LONDON (Reuters) - Hedge fund TCI has suffered a setback in its campaign to oust the chairman of the London Stock Exchange after influential advisory group Institutional Shareholder Services recommended that investors vote against the activist’s proposal.
TCI, which has a 5 percent stake in the LSE, “has not made a sufficiently convincing case for the immediate removal” of LSE Chairman Donald Brydon, proxy adviser ISS said in a report published on Wednesday.
It said that other LSE investors should vote against TCI’s resolution calling for the departure of Brydon at a shareholder meeting called by the hedge fund to be held on Dec. 19.
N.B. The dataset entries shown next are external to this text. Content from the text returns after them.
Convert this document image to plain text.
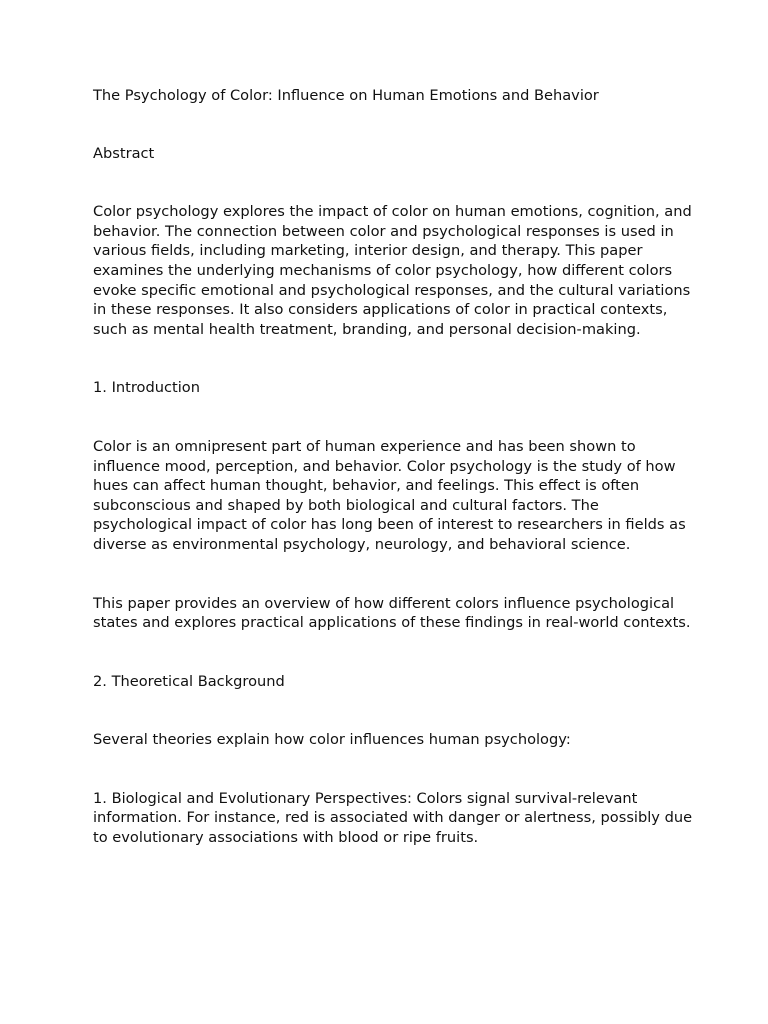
The Psychology of Color: Influence on Human Emotions and Behavior

Abstract

Color psychology explores the impact of color on human emotions, cognition, and behavior. The connection between color and psychological responses is used in various fields, including marketing, interior design, and therapy. This paper examines the underlying mechanisms of color psychology, how different colors evoke specific emotional and psychological responses, and the cultural variations in these responses. It also considers applications of color in practical contexts, such as mental health treatment, branding, and personal decision-making.

1. Introduction

Color is an omnipresent part of human experience and has been shown to influence mood, perception, and behavior. Color psychology is the study of how hues can affect human thought, behavior, and feelings. This effect is often subconscious and shaped by both biological and cultural factors. The psychological impact of color has long been of interest to researchers in fields as diverse as environmental psychology, neurology, and behavioral science.

This paper provides an overview of how different colors influence psychological states and explores practical applications of these findings in real-world contexts.

2. Theoretical Background

Several theories explain how color influences human psychology:

1. Biological and Evolutionary Perspectives: Colors signal survival-relevant information. For instance, red is associated with danger or alertness, possibly due to evolutionary associations with blood or ripe fruits.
The recommendation by ISS marks the latest twist in the corporate governance crisis at the exchange that has already left the City institution without a permanent chief executive.
“Support for the removal of the chairman would equate to a strong judgment call against the board, and simultaneously looking for a new chairman and CEO would be far from ideal,” ISS said.
“On the other hand, keeping Donald Brydon as chairman for a limited time would provide stability and continuity and he has substantial experience hiring CEOs.”
The LSE announced in October that long-serving CEO Xavier Rolet would leave by the end of 2018, prompting the hedge fund to accuse Brydon of forcing out the Frenchman.
TCI, led by founder Christopher Hohn, then launched a campaign to keep Rolet as CEO until 2021 and push Brydon from the board.
To try to stem the escalating crisis, Rolet quit as chief executive with immediate effect at the board’s request on Nov. 29, saying he would not return “under any circumstances”.
On the same day, the LSE said that Brydon had indicated he would not seek re-election at the company’s annual general meeting in 2019.
While that prompted TCI to drop its call for Rolet to stay, the hedge fund has continued to push for Brydon to leave immediately so that he is not involved in the process of selecting a new CEO.
David Warren, the LSE’s chief financial officer, has replaced Rolet on an interim basis.
TCI declined to comment on the ISS recommendation.